Back to School Planning

A new school year is just around the corner, and this one will no doubt look somewhat different from more “normal” years.

While many parents are still wondering how classes will look this year and what extra steps need to be done in order to protect their children, at the end of the day most kids will still be going back in some fashion. So that means the usual “back to school” routines will likely be followed.

But in these unusual times, when many Canadians are trying to be extra vigilant about their financial security, should the normal routines be followed? For example, many parents seem to think that a whole new wardrobe is needed to kick off a new school year. But is it really necessary? Are the clothes your kid is wearing this week going to be suddenly too small or out of fashion?

Don’t get me wrong, I understand that each student has a list of school supplies that they will need to pick up, but that doesn’t mean a major spending spree needs to take place. Half of those supplies are likely still sitting in a drawer from last year if you take some time to dig them out.
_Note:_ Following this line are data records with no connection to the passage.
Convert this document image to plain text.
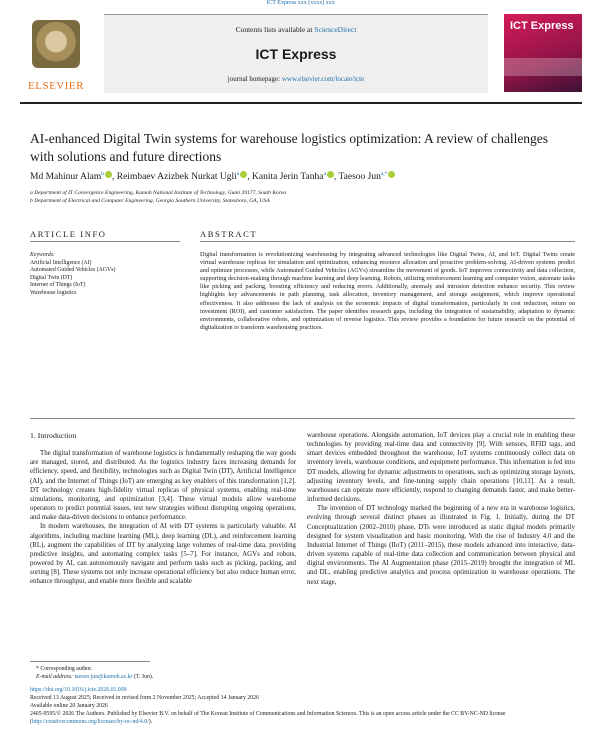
ICT Express xxx (xxxx) xxx
ELSEVIER
Contents lists available at ScienceDirect
ICT Express
journal homepage: www.elsevier.com/locate/icte
ICT Express
AI-enhanced Digital Twin systems for warehouse logistics optimization: A review of challenges with solutions and future directions
Md Mahinur Alam$^b$ , Reimbaev Azizbek Nurkat Ugli$^a$ , Kanita Jerin Tanha$^a$ , Taesoo Jun$^{a,*}$
a Department of IT Convergence Engineering, Kumoh National Institute of Technology, Gumi 39177, South Korea
b Department of Electrical and Computer Engineering, Georgia Southern University, Statesboro, GA, USA
ARTICLE INFO	ABSTRACT
Keywords:
Artificial Intelligence (AI)
Automated Guided Vehicles (AGVs)
Digital Twin (DT)
Internet of Things (IoT)
Warehouse logistics
Digital transformation is revolutionizing warehousing by integrating advanced technologies like Digital Twins, AI, and IoT. Digital Twins create virtual warehouse replicas for simulation and optimization, enhancing resource allocation and proactive problem-solving. AI-driven systems predict and optimize processes, while Automated Guided Vehicles (AGVs) streamline the movement of goods. IoT improves connectivity and data collection, supporting decision-making through machine learning and deep learning. Robots, utilizing reinforcement learning and computer vision, automate tasks like picking and packing, boosting efficiency and reducing errors. Additionally, anomaly and intrusion detection enhance security. This review highlights key advancements in path planning, task allocation, inventory management, and storage assignment, which improve operational effectiveness. It also addresses the lack of analysis on the economic impacts of digital transformation, particularly in cost reduction, return on investment (ROI), and customer satisfaction. The paper identifies research gaps, including the integration of sustainability, adaptation to dynamic environments, collaborative robots, and optimization of reverse logistics. This review provides a foundation for future research on the potential of digitalization to transform warehousing practices.

1. Introduction

The digital transformation of warehouse logistics is fundamentally reshaping the way goods are managed, stored, and distributed. As the logistics industry faces increasing demands for efficiency, speed, and flexibility, technologies such as Digital Twin (DT), Artificial Intelligence (AI), and the Internet of Things (IoT) are emerging as key enablers of this transformation [1,2]. DT technology creates high-fidelity virtual replicas of physical systems, enabling real-time simulations, monitoring, and optimization [3,4]. These virtual models allow warehouse operators to predict potential issues, test new strategies without disrupting ongoing operations, and make data-driven decisions to enhance performance.

In modern warehouses, the integration of AI with DT systems is particularly valuable. AI algorithms, including machine learning (ML), deep learning (DL), and reinforcement learning (RL), augment the capabilities of DT by analyzing large volumes of real-time data, providing predictive insights, and automating complex tasks [5–7]. For instance, AGVs and robots, powered by AI, can autonomously navigate and perform tasks such as picking, packing, and sorting [8]. These systems not only increase operational efficiency but also reduce human error, enhance throughput, and enable more flexible and scalable

warehouse operations. Alongside automation, IoT devices play a crucial role in enabling these technologies by providing real-time data and connectivity [9]. With sensors, RFID tags, and smart devices embedded throughout the warehouse, IoT systems continuously collect data on inventory levels, warehouse conditions, and equipment performance. This information is fed into DT models, allowing for dynamic adjustments to operations, such as optimizing storage layouts, adjusting inventory levels, and fine-tuning supply chain operations [10,11]. As a result, warehouses can operate more efficiently, respond to changing demands faster, and make better-informed decisions.

The invention of DT technology marked the beginning of a new era in warehouse logistics, evolving through several distinct phases as illustrated in Fig. 1. Initially, during the DT Conceptualization (2002–2010) phase, DTs were introduced as static digital models primarily designed for system visualization and basic monitoring. With the rise of Industry 4.0 and the Industrial Internet of Things (IIoT) (2011–2015), these models advanced into interactive, data-driven systems capable of real-time data collection and communication between physical and digital environments. The AI Augmentation phase (2015–2019) brought the integration of ML and DL, enabling predictive analytics and process optimization in warehouse operations. The next stage,

* Corresponding author.
E-mail address: taesoo.jun@kumoh.ac.kr (T. Jun).
https://doi.org/10.1016/j.icte.2026.01.009
Received 13 August 2025; Received in revised form 2 November 2025; Accepted 14 January 2026
Available online 20 January 2026
2405-9595/© 2026 The Authors. Published by Elsevier B.V. on behalf of The Korean Institute of Communications and Information Sciences. This is an open access article under the CC BY-NC-ND license (http://creativecommons.org/licenses/by-nc-nd/4.0/).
And yes, kids seem to grow incredibly fast so some new clothes may be required. But a complete wardrobe replacement should really be seen as excessive.

The point of all this? If you spend a bit of time creating a plan before you start spending on back to school wants or needs, you’ll be much less likely to over-spend. As an added bonus, involving your child in the planning process can help them learn some valuable financial skills at the same time.

Before you go out shopping (or start shopping online), you should have a list of items that you want and those that you definitely need. Consider buying only the items on the need side, or maybe putting a maximum budget to be spent on a few of the items on the want side.

You could even turn this into a friendly competition to see which kid can get everything on their need side for the least amount of money with a prize being an item from the wants. A little bit of creativity here can go a long way!

When you add up the cost of school supplies, clothing, electronics, and field trip fee and extra-curricular activities, September is an expensive time of year for parents – even more so in a year when so many people in Canada have faced reduced hours, job losses or other financial setbacks already.

So instead of spending too much on this year’s back to school needs and putting your finances further behind, approach this September with a financial plan to keep things on track.